There is no Sham so Gross, but it will pass upon a Weak Man that it Pragmatical, and Inquisitive.

REFLEXION.

This is to Intimate, that where Rulers lay Snares, deal Falsely, and Exercise Cruelty, All goes to Wrack both Publique and Private. All Frauds are Cover'd and Gilded over with Specious Pretences, and Men are Every jot as Easily Impos'd upon, as Birds, Beasts, or Fishes; while the Eagerness of our Appetites Suspends the Exercise of our Reason. A Treat, a Woman, or a Bottle, is the same Thing to Us, that a Worm, a Gudgeon, a Grain of Corn, or a piece of Raw Flesh is to Those Animals.
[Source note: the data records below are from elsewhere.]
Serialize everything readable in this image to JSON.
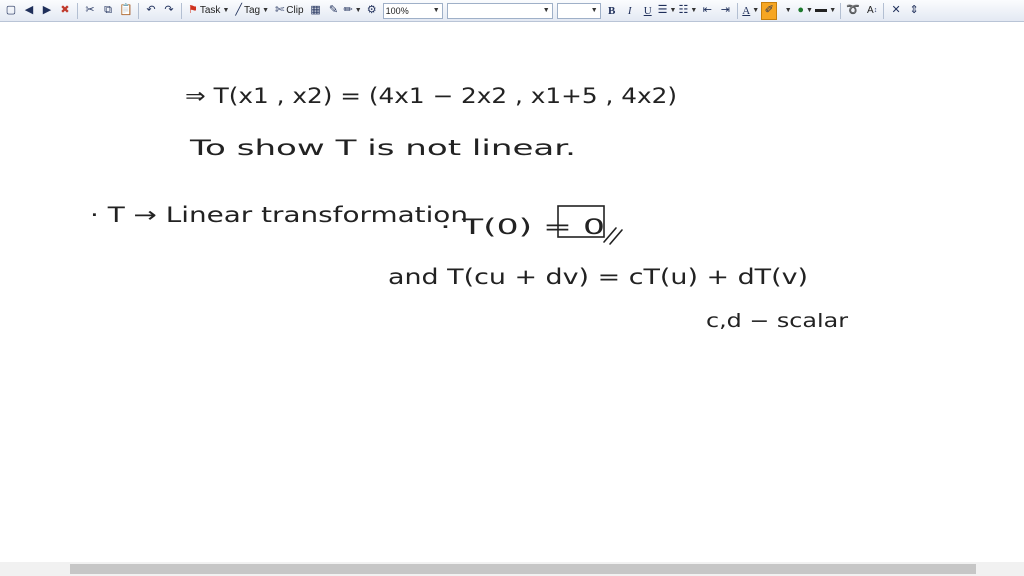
{
  "toolbar": {
    "task_label": "Task",
    "tag_label": "Tag",
    "clip_label": "Clip",
    "zoom_value": "100%",
    "font_name_value": "",
    "font_size_value": "",
    "bold_label": "B",
    "italic_label": "I",
    "underline_label": "U",
    "font_color_glyph": "A",
    "superscript_label": "A",
    "highlight_color": "#f6a623"
  },
  "page": {
    "lines": [
      "⇒ T(x1 , x2) = (4x1 − 2x2 , x1+5 , 4x2)",
      "To show T is not linear.",
      "· T → Linear transformation",
      "· T(0) = 0",
      "and  T(cu + dv) = cT(u) + dT(v)",
      "c,d − scalar"
    ]
  }
}
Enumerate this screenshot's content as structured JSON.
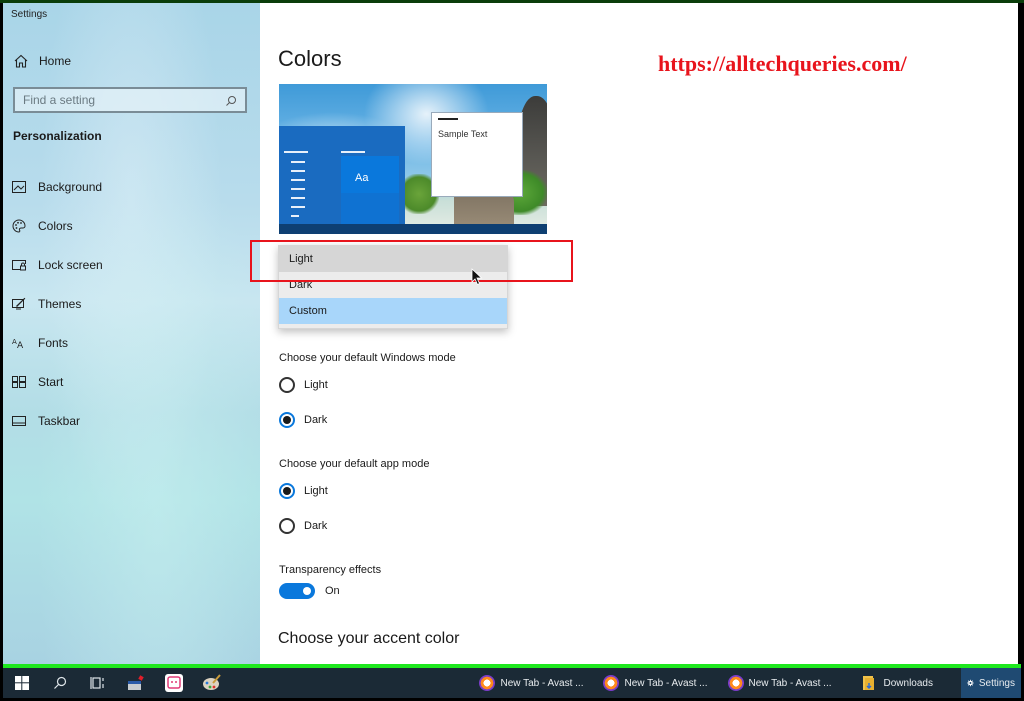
{
  "window": {
    "title": "Settings"
  },
  "sidebar": {
    "home_label": "Home",
    "search_placeholder": "Find a setting",
    "section_title": "Personalization",
    "items": [
      {
        "label": "Background",
        "icon": "image-icon"
      },
      {
        "label": "Colors",
        "icon": "palette-icon"
      },
      {
        "label": "Lock screen",
        "icon": "lock-screen-icon"
      },
      {
        "label": "Themes",
        "icon": "themes-icon"
      },
      {
        "label": "Fonts",
        "icon": "fonts-icon"
      },
      {
        "label": "Start",
        "icon": "start-icon"
      },
      {
        "label": "Taskbar",
        "icon": "taskbar-icon"
      }
    ]
  },
  "main": {
    "title": "Colors",
    "watermark": "https://alltechqueries.com/",
    "preview": {
      "tile_text": "Aa",
      "sample_text": "Sample Text"
    },
    "color_dropdown": {
      "options": [
        "Light",
        "Dark",
        "Custom"
      ],
      "hovered": "Light",
      "selected": "Custom"
    },
    "windows_mode": {
      "label": "Choose your default Windows mode",
      "options": [
        "Light",
        "Dark"
      ],
      "selected": "Dark"
    },
    "app_mode": {
      "label": "Choose your default app mode",
      "options": [
        "Light",
        "Dark"
      ],
      "selected": "Light"
    },
    "transparency": {
      "label": "Transparency effects",
      "state": "On",
      "enabled": true
    },
    "accent_title": "Choose your accent color"
  },
  "taskbar": {
    "pinned": [
      "start-icon",
      "search-icon",
      "task-view-icon",
      "app-icon",
      "chat-app-icon",
      "paint-icon"
    ],
    "tasks": [
      {
        "label": "New Tab - Avast ...",
        "icon": "avast-browser-icon",
        "active": false
      },
      {
        "label": "New Tab - Avast ...",
        "icon": "avast-browser-icon",
        "active": false
      },
      {
        "label": "New Tab - Avast ...",
        "icon": "avast-browser-icon",
        "active": false
      },
      {
        "label": "Downloads",
        "icon": "folder-icon",
        "active": false
      },
      {
        "label": "Settings",
        "icon": "gear-icon",
        "active": true
      }
    ]
  },
  "colors": {
    "accent": "#0a78dc",
    "highlight_box": "#e8141c",
    "watermark": "#e8141c",
    "dropdown_selected": "#a8d6fa",
    "taskbar": "#1b2a36"
  }
}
We Snap at the Bait without ever Dreaming of the Hook, the Trap, or the Snare that goes Along with it. Now what's the Difference betwixt Æsop's Pretext here for the Building of a City, and the Cheats that we have heard of, the Saving of a City. The Design was Destruction in Both, and That was for the Event on't too. Religion, Liberty and Property were the Bait: Nay the very Sound of the Words did the Bus'ness, The Common People will Chop like Trouts at an Artificial Fly, and Dare like Larks under the Awe of a Painted Hobby. ’Tis with Men, just as 'tis with Birds and Fishes, There’s not a Mortal of us that will not Bite at some Bait or other, and We are caught as Sillily too, as the Bird was here in the Net.